Tenía seis meses de embarazo cuando mi cuñada me dejó afuera del balcón, en medio del frío intenso, y me dijo: «Quizás un poco de sufrimiento te haga más fuerte». Golpeé el cristal hasta que se me entumecieron las manos, rogándole que me dejara entrar. Cuando por fin alguien abrió la puerta, estaba inconsciente en el suelo. Pero lo que los médicos revelaron después dejó a toda la familia horrorizada.
Tenía veintiocho semanas de embarazo cuando mi cuñada me dejó afuera del balcón, en el frío.
Se llamaba Melissa, y desde que me casé con su hermano, actuó como si le hubiera quitado algo. Criticaba todo: mi cocina, mi ropa, mi forma de hablar, incluso mi risa. Cuando me quedé embarazada, la situación se intensificó. Me llamaba «vaga», «dramática» y me acusaba de exagerar cada síntoma para llamar la atención. Mi esposo, Ryan, sabía que podía ser dura, pero me decía que la ignorara porque «así es Melissa».
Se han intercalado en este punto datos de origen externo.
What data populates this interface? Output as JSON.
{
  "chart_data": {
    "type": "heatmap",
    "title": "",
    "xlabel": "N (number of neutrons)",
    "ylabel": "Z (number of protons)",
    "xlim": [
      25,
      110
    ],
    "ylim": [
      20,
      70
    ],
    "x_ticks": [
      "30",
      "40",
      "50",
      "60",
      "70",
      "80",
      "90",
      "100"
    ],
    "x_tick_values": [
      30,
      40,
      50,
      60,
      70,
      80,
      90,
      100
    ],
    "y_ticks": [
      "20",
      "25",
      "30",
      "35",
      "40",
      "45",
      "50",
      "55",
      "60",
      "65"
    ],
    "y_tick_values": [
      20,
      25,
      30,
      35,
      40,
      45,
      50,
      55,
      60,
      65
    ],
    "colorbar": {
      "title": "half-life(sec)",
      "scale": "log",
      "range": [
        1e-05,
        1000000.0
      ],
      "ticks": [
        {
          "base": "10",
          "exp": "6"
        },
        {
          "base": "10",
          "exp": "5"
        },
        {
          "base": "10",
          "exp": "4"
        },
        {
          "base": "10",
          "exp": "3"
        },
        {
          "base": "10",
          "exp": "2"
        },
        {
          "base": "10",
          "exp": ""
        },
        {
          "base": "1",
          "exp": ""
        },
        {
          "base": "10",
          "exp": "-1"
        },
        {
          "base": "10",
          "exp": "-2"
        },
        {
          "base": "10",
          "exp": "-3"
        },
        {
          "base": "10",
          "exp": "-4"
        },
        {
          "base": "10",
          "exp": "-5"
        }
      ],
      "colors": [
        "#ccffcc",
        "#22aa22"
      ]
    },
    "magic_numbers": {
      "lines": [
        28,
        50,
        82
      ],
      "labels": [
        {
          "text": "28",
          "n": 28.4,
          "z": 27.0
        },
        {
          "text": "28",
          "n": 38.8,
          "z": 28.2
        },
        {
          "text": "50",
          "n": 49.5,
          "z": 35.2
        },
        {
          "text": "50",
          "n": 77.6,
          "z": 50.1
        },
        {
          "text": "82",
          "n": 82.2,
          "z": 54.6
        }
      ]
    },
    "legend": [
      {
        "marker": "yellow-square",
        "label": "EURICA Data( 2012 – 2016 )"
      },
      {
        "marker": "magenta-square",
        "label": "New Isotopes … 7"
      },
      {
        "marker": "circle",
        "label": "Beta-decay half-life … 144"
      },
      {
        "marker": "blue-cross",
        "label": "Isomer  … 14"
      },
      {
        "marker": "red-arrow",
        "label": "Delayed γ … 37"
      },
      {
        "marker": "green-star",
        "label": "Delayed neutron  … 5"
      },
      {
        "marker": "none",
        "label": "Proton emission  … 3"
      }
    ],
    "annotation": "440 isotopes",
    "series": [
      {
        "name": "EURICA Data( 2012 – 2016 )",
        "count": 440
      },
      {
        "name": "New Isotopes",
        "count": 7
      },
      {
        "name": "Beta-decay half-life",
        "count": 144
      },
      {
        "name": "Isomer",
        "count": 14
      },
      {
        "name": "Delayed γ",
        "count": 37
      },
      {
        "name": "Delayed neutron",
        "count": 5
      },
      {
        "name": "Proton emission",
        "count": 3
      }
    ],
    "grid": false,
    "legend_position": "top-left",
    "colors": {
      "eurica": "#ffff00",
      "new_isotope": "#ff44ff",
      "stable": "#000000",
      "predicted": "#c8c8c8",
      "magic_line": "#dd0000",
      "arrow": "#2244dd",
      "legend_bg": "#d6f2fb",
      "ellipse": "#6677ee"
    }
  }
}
Ese fin de semana de Acción de Gracias, la familia de Ryan vino a cenar a nuestro apartamento porque la cocina de su madre estaba en obras. Me pasé todo el día cocinando, a pesar de que me dolía la espalda y tenía los pies hinchados. Melissa llegó tarde, echó un vistazo a todo lo que había hecho y sonrió con picardía.
«¡Guau!», dijo, dejando caer su bolso sobre la encimera. «De verdad que te las arreglaste para estar de pie el tiempo suficiente para preparar la comida. ¡Impresionante!».
Intenté restarle importancia, pero ya estaba agotada. Después de cenar, mientras Ryan y su padre bajaban la basura, Melissa me siguió a la cocina mientras yo apilaba los platos.
«Te has dejado un hueco», dijo, señalando la estufa.
«Ya lo hago», respondí en voz baja.
Se cruzó de brazos. «Sabes, las mujeres de esta familia no se hacen las inútiles cada vez que se quedan embarazadas».
Me giré hacia ella. «No me hago la inútil. Estoy cansada».